Quantum Key Distribution (QKD) enables keys to be shared securely over optical links, via the transfer of quantum states. The security of QKD protocols is based on quantum entanglement – or the impossibility of cloning/measuring the unknown quantum states transferred – rather than algorithmic complexity. Recently there has been remarkable progress in the deployment of quantum technologies in communication infrastructures, with several quantum key distribution (QKD) networks under construction around the world. The high level of current activity in quantum communications means that there is a pressing need to develop industrial standards for the technology.

ETSI’s Industry Specification Group (ISG) on QKD is leading activities to help fulfil this need by developing common interfaces and specifications for the quantum communications industry that will stimulate markets for components, systems and applications. The group’s work is fundamental to enabling the future interoperability of the quantum communication networks being deployed around the world. Just as importantly, it will ensure that quantum cryptography is implemented in a safe manner that mitigates the risk of side channels and active attacks.

To help enable the security certification of QKD systems within the Common Criteria framework, a Protection Profile has been developed for a pair of prepare and measure QKD modules. Due for publication in the first half of 2022, Group Specification GS QKD 016 will provide a basis for security evaluations, which will be supported by future specifications covering a range of security aspects.

Published in March 2021, Group Specification GS QKD 015 defines management interfaces to integrate QKD with disaggregated network control plane architectures, in particular with Software Defined Networks (SDN). The specification defines abstraction models and workflows between a SDN-enabled QKD node and the SDN controller, including resource discovery, capabilities dissemination and system configuration operations. It will be complemented by a further Group Specification – GS QKD 018 (due for publication in early 2022) that defines orchestration interfaces between SDN controllers and orchestrators of multi-domain QKD networks.

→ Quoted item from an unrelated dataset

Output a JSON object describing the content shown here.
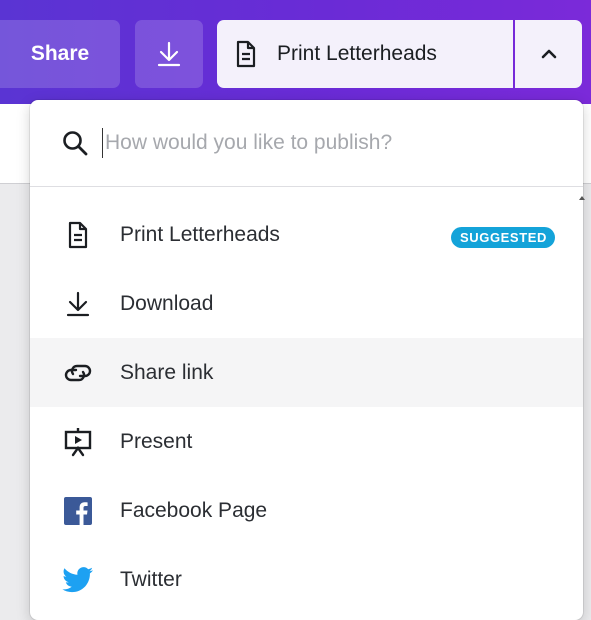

Work neared completion on revisions to two existing Group Specifications, also anticipating publication in early 2022. An update of GS QKD 005 (security proofs) focuses on security definition, device models, implementation security and relevant quantum key distribution protocols. Further updates to GS QKD 015 (QKD control interface for SDN) are also in preparation, aligning the specification with other group work currently in development.

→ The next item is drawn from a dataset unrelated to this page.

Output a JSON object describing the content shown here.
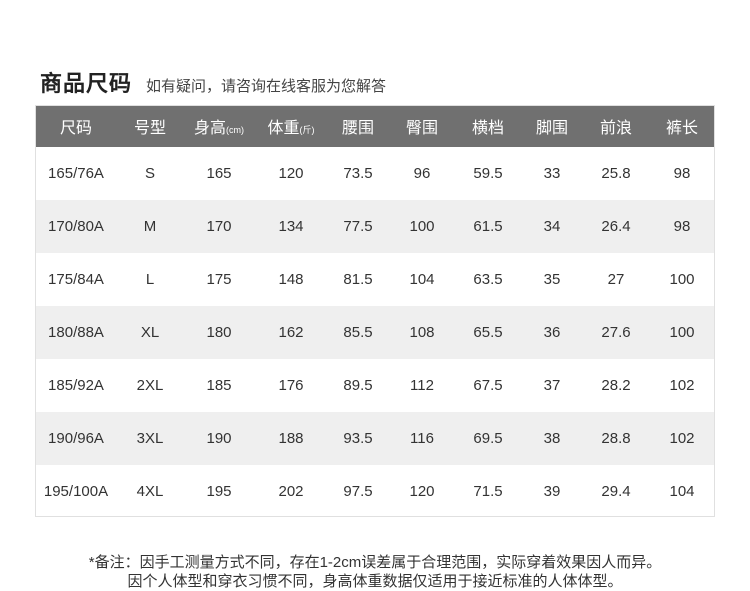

During the year work has progressed on six new Group Specifications:

  • GS QKD 010 addresses the design, construction, characterisation and operation of QKD systems that are intended to protect against Trojan horse attacks.
  • GS QKD 013 defines procedures for characterising specific properties of complete QKD transmitter modules.
  • GS QKD 016 describes a common criteria Protection Profile for complete QKD systems, involving point-to-point devices from the physical implementation up to the output of final secret keys.
  • GS QKD 018 provides a definition of orchestration interfaces between SDN orchestrator(s) and SDN controller(s) of QKD networks.
  • GS QKD 020 specifies an interface to meet the most urgent interoperability requirements between key management systems in QKD networks.

Meanwhile work was launched on two new Group Reports: one reviewing the variety of architectures that have been proposed for QKD networking, and another addressing the important role that authentication plays in QKD protocols and exploring the design of classical interfaces for QKD systems that include appropriate authentication measures.

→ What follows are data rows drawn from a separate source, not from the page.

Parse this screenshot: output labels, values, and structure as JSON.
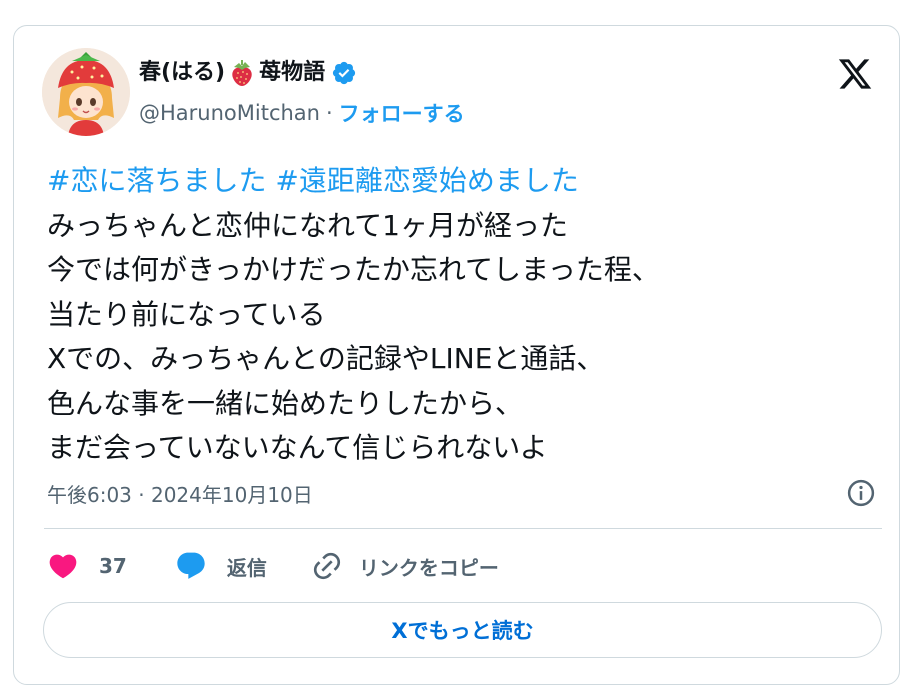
{
  "author": {
    "display_name_prefix": "春(はる)",
    "display_name_suffix": "苺物語",
    "handle": "@HarunoMitchan",
    "separator": "·",
    "follow_label": "フォローする"
  },
  "tweet": {
    "lines": [
      {
        "hashtags": [
          "#恋に落ちました",
          "#遠距離恋愛始めました"
        ]
      },
      {
        "text": "みっちゃんと恋仲になれて1ヶ月が経った"
      },
      {
        "text": "今では何がきっかけだったか忘れてしまった程、"
      },
      {
        "text": "当たり前になっている"
      },
      {
        "text": "Xでの、みっちゃんとの記録やLINEと通話、"
      },
      {
        "text": "色んな事を一緒に始めたりしたから、"
      },
      {
        "text": "まだ会っていないなんて信じられないよ"
      }
    ],
    "timestamp": "午後6:03 · 2024年10月10日"
  },
  "actions": {
    "like_count": "37",
    "reply_label": "返信",
    "copy_link_label": "リンクをコピー"
  },
  "read_more_label": "Xでもっと読む",
  "colors": {
    "accent": "#1d9bf0",
    "like": "#f91880",
    "text": "#0f1419",
    "secondary": "#536471",
    "border": "#cfd9de"
  }
}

Updates also progressed to existing Group Report GR QKD 007 on QKD vocabulary and definitions.

See the full list of current ISG QKD Work Items here.

The membership of ISG QKD comprises large companies, telecom operators, SMEs, NMIs, government labs and Universities, and includes representatives from North America, Asia and Europe. In 2021 the group further increased its list of members and participants to include 40 Members, 9 Participants and 1 Counsellor.